Statt der allgemeinen Anerkennung, die oft mit einem Nobelpreis einhergeht, brachte die Ehrung Obamas eine Sintflut von Reaktionen hervor, welche die ganze Gespaltenheit des Präsidentschafts- Wahlkampfs umspannte. Die Reaktionen am Freitag auf die Zuerkennung des Nobelpreises an Obama tendierten dazu, ihn entweder als den Erlöser oder als einen Schwindler darzustellen; dazwischen gab es kaum eine Kommunikation. Es gab Bestürztheit und Zynismus, Hoffnung und Stolz.



Und in der Außenpolitik? Natürlich gratulieren alle dem Präsidenten, wie es sich gehört. Aber daß er aus der Ehrung Kapital schlagen könnte, ist jedenfalls im Augenblick nicht zu erkennen.

Im Gegenteil: Das Widersprüchliche seine Politik wird noch deutlicher zutage treten. Der Träger des Friedens- Nobelpreises ist zugleich der Oberbefehlshaber der gewaltigsten Militärmaschine der Welt. Eine seiner ersten Amtshandlungen war es, mehr Truppen nach Afghanistan zu schicken. Jüngst hat er erklärt, gegenüber dem Iran lägen "alle Optionen auf dem Tisch", was nach diplomatischem Sprachgebrauch bedeutet, daß er auch einen Militärschlag nicht mehr ausschließt.

Willy Brandt konnte überzeugend als Friedenskanzler auftreten; gegen wen hätte er mit Krieg drohen sollen? Michael Gorbatschow konnte, als er Ende 1990 diesen Preis erhielt, nichts anderes als friedfertig sein; angesichts der sich auflösenden Sowjetmacht. Aber Obama hat gar keine Wahl, als die militärische Macht der USA bei Bedarf einzusetzen; bei Strafe des Verlusts des Status als Weltmacht.

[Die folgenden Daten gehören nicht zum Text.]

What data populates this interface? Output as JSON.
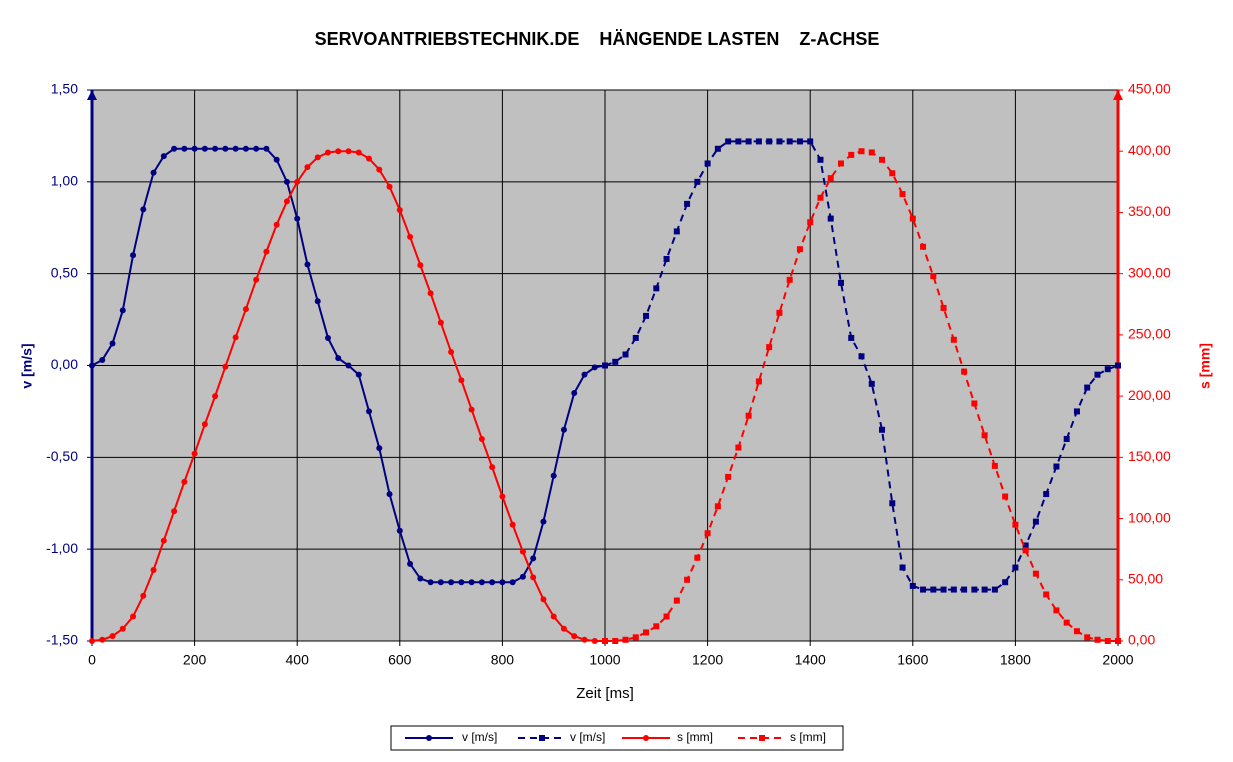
{
  "chart_data": {
    "type": "line",
    "title": "SERVOANTRIEBSTECHNIK.DE    HÄNGENDE LASTEN    Z-ACHSE",
    "xlabel": "Zeit [ms]",
    "ylabel": "v [m/s]",
    "y2label": "s [mm]",
    "xlim": [
      0,
      2000
    ],
    "xticks": [
      0,
      200,
      400,
      600,
      800,
      1000,
      1200,
      1400,
      1600,
      1800,
      2000
    ],
    "ylim": [
      -1.5,
      1.5
    ],
    "yticks": [
      {
        "value": -1.5,
        "label": "-1,50"
      },
      {
        "value": -1,
        "label": "-1,00"
      },
      {
        "value": -0.5,
        "label": "-0,50"
      },
      {
        "value": 0,
        "label": "0,00"
      },
      {
        "value": 0.5,
        "label": "0,50"
      },
      {
        "value": 1,
        "label": "1,00"
      },
      {
        "value": 1.5,
        "label": "1,50"
      }
    ],
    "y2lim": [
      0,
      450
    ],
    "y2ticks": [
      {
        "value": 0,
        "label": "0,00"
      },
      {
        "value": 50,
        "label": "50,00"
      },
      {
        "value": 100,
        "label": "100,00"
      },
      {
        "value": 150,
        "label": "150,00"
      },
      {
        "value": 200,
        "label": "200,00"
      },
      {
        "value": 250,
        "label": "250,00"
      },
      {
        "value": 300,
        "label": "300,00"
      },
      {
        "value": 350,
        "label": "350,00"
      },
      {
        "value": 400,
        "label": "400,00"
      },
      {
        "value": 450,
        "label": "450,00"
      }
    ],
    "grid": true,
    "legend": "bottom",
    "series": [
      {
        "name": "v [m/s]",
        "color": "#000080",
        "dashed": false,
        "marker": "circle",
        "x": [
          0,
          20,
          40,
          60,
          80,
          100,
          120,
          140,
          160,
          180,
          200,
          220,
          240,
          260,
          280,
          300,
          320,
          340,
          360,
          380,
          400,
          420,
          440,
          460,
          480,
          500,
          520,
          540,
          560,
          580,
          600,
          620,
          640,
          660,
          680,
          700,
          720,
          740,
          760,
          780,
          800,
          820,
          840,
          860,
          880,
          900,
          920,
          940,
          960,
          980,
          1000
        ],
        "values": [
          0,
          0.03,
          0.12,
          0.3,
          0.6,
          0.85,
          1.05,
          1.14,
          1.18,
          1.18,
          1.18,
          1.18,
          1.18,
          1.18,
          1.18,
          1.18,
          1.18,
          1.18,
          1.12,
          1.0,
          0.8,
          0.55,
          0.35,
          0.15,
          0.04,
          0,
          -0.05,
          -0.25,
          -0.45,
          -0.7,
          -0.9,
          -1.08,
          -1.16,
          -1.18,
          -1.18,
          -1.18,
          -1.18,
          -1.18,
          -1.18,
          -1.18,
          -1.18,
          -1.18,
          -1.15,
          -1.05,
          -0.85,
          -0.6,
          -0.35,
          -0.15,
          -0.05,
          -0.01,
          0
        ]
      },
      {
        "name": "v [m/s]",
        "color": "#000080",
        "dashed": true,
        "marker": "square",
        "x": [
          1000,
          1020,
          1040,
          1060,
          1080,
          1100,
          1120,
          1140,
          1160,
          1180,
          1200,
          1220,
          1240,
          1260,
          1280,
          1300,
          1320,
          1340,
          1360,
          1380,
          1400,
          1420,
          1440,
          1460,
          1480,
          1500,
          1520,
          1540,
          1560,
          1580,
          1600,
          1620,
          1640,
          1660,
          1680,
          1700,
          1720,
          1740,
          1760,
          1780,
          1800,
          1820,
          1840,
          1860,
          1880,
          1900,
          1920,
          1940,
          1960,
          1980,
          2000
        ],
        "values": [
          0,
          0.02,
          0.06,
          0.15,
          0.27,
          0.42,
          0.58,
          0.73,
          0.88,
          1.0,
          1.1,
          1.18,
          1.22,
          1.22,
          1.22,
          1.22,
          1.22,
          1.22,
          1.22,
          1.22,
          1.22,
          1.12,
          0.8,
          0.45,
          0.15,
          0.05,
          -0.1,
          -0.35,
          -0.75,
          -1.1,
          -1.2,
          -1.22,
          -1.22,
          -1.22,
          -1.22,
          -1.22,
          -1.22,
          -1.22,
          -1.22,
          -1.18,
          -1.1,
          -0.98,
          -0.85,
          -0.7,
          -0.55,
          -0.4,
          -0.25,
          -0.12,
          -0.05,
          -0.02,
          0
        ]
      },
      {
        "name": "s [mm]",
        "color": "#ff0000",
        "dashed": false,
        "marker": "circle",
        "axis": "y2",
        "x": [
          0,
          20,
          40,
          60,
          80,
          100,
          120,
          140,
          160,
          180,
          200,
          220,
          240,
          260,
          280,
          300,
          320,
          340,
          360,
          380,
          400,
          420,
          440,
          460,
          480,
          500,
          520,
          540,
          560,
          580,
          600,
          620,
          640,
          660,
          680,
          700,
          720,
          740,
          760,
          780,
          800,
          820,
          840,
          860,
          880,
          900,
          920,
          940,
          960,
          980,
          1000
        ],
        "values": [
          0,
          1,
          4,
          10,
          20,
          37,
          58,
          82,
          106,
          130,
          153,
          177,
          200,
          224,
          248,
          271,
          295,
          318,
          340,
          359,
          375,
          387,
          395,
          399,
          400,
          400,
          399,
          394,
          385,
          371,
          352,
          330,
          307,
          284,
          260,
          236,
          213,
          189,
          165,
          142,
          118,
          95,
          73,
          52,
          34,
          20,
          10,
          4,
          1,
          0,
          0
        ]
      },
      {
        "name": "s [mm]",
        "color": "#ff0000",
        "dashed": true,
        "marker": "square",
        "axis": "y2",
        "x": [
          1000,
          1020,
          1040,
          1060,
          1080,
          1100,
          1120,
          1140,
          1160,
          1180,
          1200,
          1220,
          1240,
          1260,
          1280,
          1300,
          1320,
          1340,
          1360,
          1380,
          1400,
          1420,
          1440,
          1460,
          1480,
          1500,
          1520,
          1540,
          1560,
          1580,
          1600,
          1620,
          1640,
          1660,
          1680,
          1700,
          1720,
          1740,
          1760,
          1780,
          1800,
          1820,
          1840,
          1860,
          1880,
          1900,
          1920,
          1940,
          1960,
          1980,
          2000
        ],
        "values": [
          0,
          0,
          1,
          3,
          7,
          12,
          20,
          33,
          50,
          68,
          88,
          110,
          134,
          158,
          184,
          212,
          240,
          268,
          295,
          320,
          342,
          362,
          378,
          390,
          397,
          400,
          399,
          393,
          382,
          365,
          345,
          322,
          298,
          272,
          246,
          220,
          194,
          168,
          143,
          118,
          95,
          74,
          55,
          38,
          25,
          15,
          8,
          3,
          1,
          0,
          0
        ]
      }
    ]
  }
}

Es bedarf keiner prophetischen Gabe, um vorherzusehen, wie die Gegner der USA diesen Nobelpreis propagandistisch nutzen werden: Bei jeder militärischen Operation der USA, schon bei jeder Drohung mit militärischem Eingreifen wird man hohnlachend fragen: Und dieser Mann hat den Friedens- Nobelpreis bekommen? Wofür eigentlich?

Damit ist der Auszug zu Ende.